Sunday, February 5, 2017, I was baptized at the age of 48. I do not want to call it a re-baptism -- when I went under the water of a cold Missouri creek in 1979 I was not a believer. The event could not be called child baptism either. My parents were not presenting me for baptism, and the pastor officiating was Southern Baptist, and would certainly not have done a child baptism.
Below is the testimony I gave before my brothers and sisters in Christ:
In February of 1979, I was 10 years old, and my family had just started going to church for the first time in my life. Prior to that, the only exposure I’d had to the name of Jesus was in expletives and Christmas carols. Many of you have heard me speak of the abuse I experienced as a child. At 10 years old, I had already attempted to run away twice. Home was a scary place.
So when I met Susan, whose husband preached twice a month at the country church we had begun attending, I knew there was something different about her. She was the nicest woman I had ever met, the first woman I ever felt safe with. I often went to her house after school, and one of those afternoons she shared the Four Spiritual Laws tract with me and led me in the sinner’s prayer.
I would have done anything to make her happy. I was responding to Susan, not to Jesus. He was about as real to me as the cartoon characters in the tract.
A few months later, I was baptized in a very cold creek near West Plains, Missouri with my mother and step-father. However, the abuse only escalated after that. I came to see myself as the cause of all the unhappiness in the home. The solution that became clear in my 10 year-old mind was that if I removed myself from the family everyone could be happy.
It took about three weeks to come up with a plan for ending my life. The night I had selected to carry out my plan, I was convinced that I would not see another morning. As I went to bed, I was at peace, even happy, as I looked forward to giving my family this gift. I was not thinking about my own misery or what would happen after I died. I had simply come up with the obvious solution to a long-standing problem, and it felt great. (That was a child’s simplistic understanding. Of course, I realize NOW that it would have been devastating to my family.)
When my mother woke me the next morning, I think I went into a mild state of shock. I was literally immobilized as I came to the realization that I was still alive.
The ONLY explanation that made any sense was that God was real. God was real, and wanted me alive.
Looking back, I realize that I DID die that night. I died to the sin of the adults in my life who had brought me such misery, pain and fear. I died to my own sins, the extent of which I could not even anticipate at that point.

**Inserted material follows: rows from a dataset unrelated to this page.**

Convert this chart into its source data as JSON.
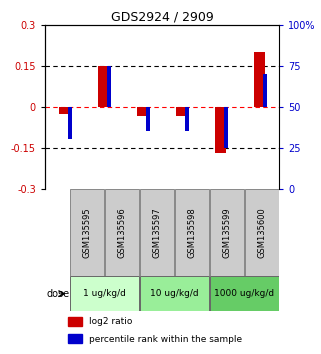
{
  "title": "GDS2924 / 2909",
  "samples": [
    "GSM135595",
    "GSM135596",
    "GSM135597",
    "GSM135598",
    "GSM135599",
    "GSM135600"
  ],
  "log2_ratio": [
    -0.025,
    0.15,
    -0.035,
    -0.035,
    -0.17,
    0.2
  ],
  "percentile_rank": [
    30,
    75,
    35,
    35,
    25,
    70
  ],
  "ylim_left": [
    -0.3,
    0.3
  ],
  "ylim_right": [
    0,
    100
  ],
  "yticks_left": [
    -0.3,
    -0.15,
    0,
    0.15,
    0.3
  ],
  "yticks_right": [
    0,
    25,
    50,
    75,
    100
  ],
  "ytick_labels_left": [
    "-0.3",
    "-0.15",
    "0",
    "0.15",
    "0.3"
  ],
  "ytick_labels_right": [
    "0",
    "25",
    "50",
    "75",
    "100%"
  ],
  "red_color": "#cc0000",
  "blue_color": "#0000cc",
  "group_colors": [
    "#ccffcc",
    "#99ee99",
    "#66cc66"
  ],
  "groups": [
    {
      "label": "1 ug/kg/d",
      "samples": [
        0,
        1
      ]
    },
    {
      "label": "10 ug/kg/d",
      "samples": [
        2,
        3
      ]
    },
    {
      "label": "1000 ug/kg/d",
      "samples": [
        4,
        5
      ]
    }
  ],
  "dose_label": "dose",
  "legend_red": "log2 ratio",
  "legend_blue": "percentile rank within the sample",
  "sample_box_color": "#cccccc",
  "bg_color": "#ffffff"
}
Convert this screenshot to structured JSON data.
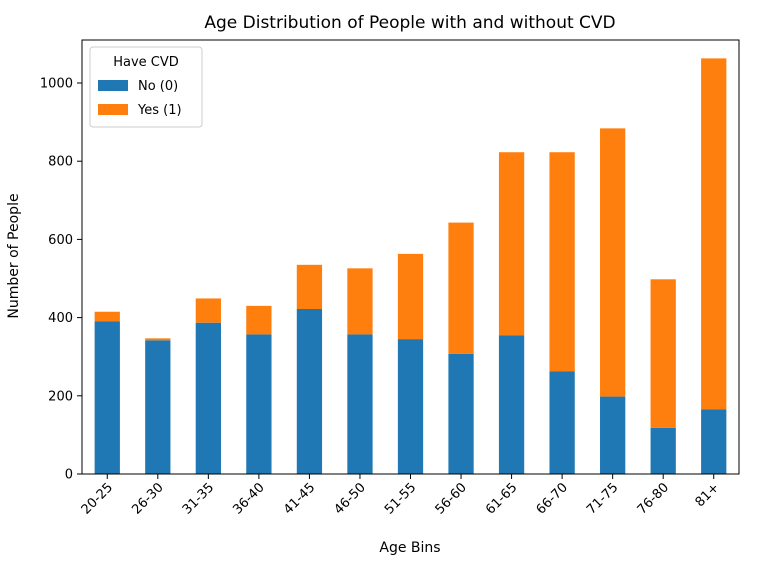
{
  "chart_data": {
    "type": "bar",
    "stacked": true,
    "title": "Age Distribution of People with and without CVD",
    "xlabel": "Age Bins",
    "ylabel": "Number of People",
    "ylim": [
      0,
      1110
    ],
    "yticks": [
      0,
      200,
      400,
      600,
      800,
      1000
    ],
    "categories": [
      "20-25",
      "26-30",
      "31-35",
      "36-40",
      "41-45",
      "46-50",
      "51-55",
      "56-60",
      "61-65",
      "66-70",
      "71-75",
      "76-80",
      "81+"
    ],
    "series": [
      {
        "name": "No (0)",
        "color": "#1f77b4",
        "values": [
          390,
          342,
          387,
          357,
          422,
          357,
          345,
          307,
          355,
          263,
          198,
          118,
          165
        ]
      },
      {
        "name": "Yes (1)",
        "color": "#ff7f0e",
        "values": [
          25,
          5,
          62,
          73,
          113,
          169,
          218,
          336,
          468,
          560,
          686,
          380,
          898
        ]
      }
    ],
    "legend": {
      "title": "Have CVD",
      "placement": "top-left"
    },
    "grid": false
  }
}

That morning was a resurrection of sorts, as I awoke to a completely new world view, one in which abusive adults did not have the final claim on my life. The God who created the world and sent His Son had the ultimate claim on my life. I understand now that Christ received me that day, and I have been receiving Christ ever since. As on that first day of believing, His mercies are new every morning.
I wish I could say that the path of following Him was straight after that. I wish I could say that when I married my dear husband I left behind all of the abuse and the affects of it, and that we served the Lord with unwavering devotion and lived happily ever after.
But you all know that is not how it works.
As a young adult I was completely unprepared for the long term, devastating, and often terrifying effects of the abuse, not just for myself, but for my husband and children as well. As I have struggled to understand how abuse glorifies God, I have come to see that the resulting depression, mental illness, and physical challenges I have faced as a result of abuse were the only way for me to see my need for a savior. It took a lot of time and a lot of prayer before I could see that it was God who had intervened and sustained and protected and revealed, even in those times when I felt cheated, weak, powerless, and uncertain.
I was in high school before I could start talking about my suicide attempt and how God became real to me. I have tried to tell every pastor I have had that I thought I got baptism in the wrong order, but none had seen it as a problem until Terry took it seriously at the end of last summer. I know that Christ’s saving grace has held me for almost 40 years. But I want to follow Christ in obedience in this, and I also want to experience Baptism as the public statement that I claim and participate in His death and resurrection, and that I deny all other claims on my life.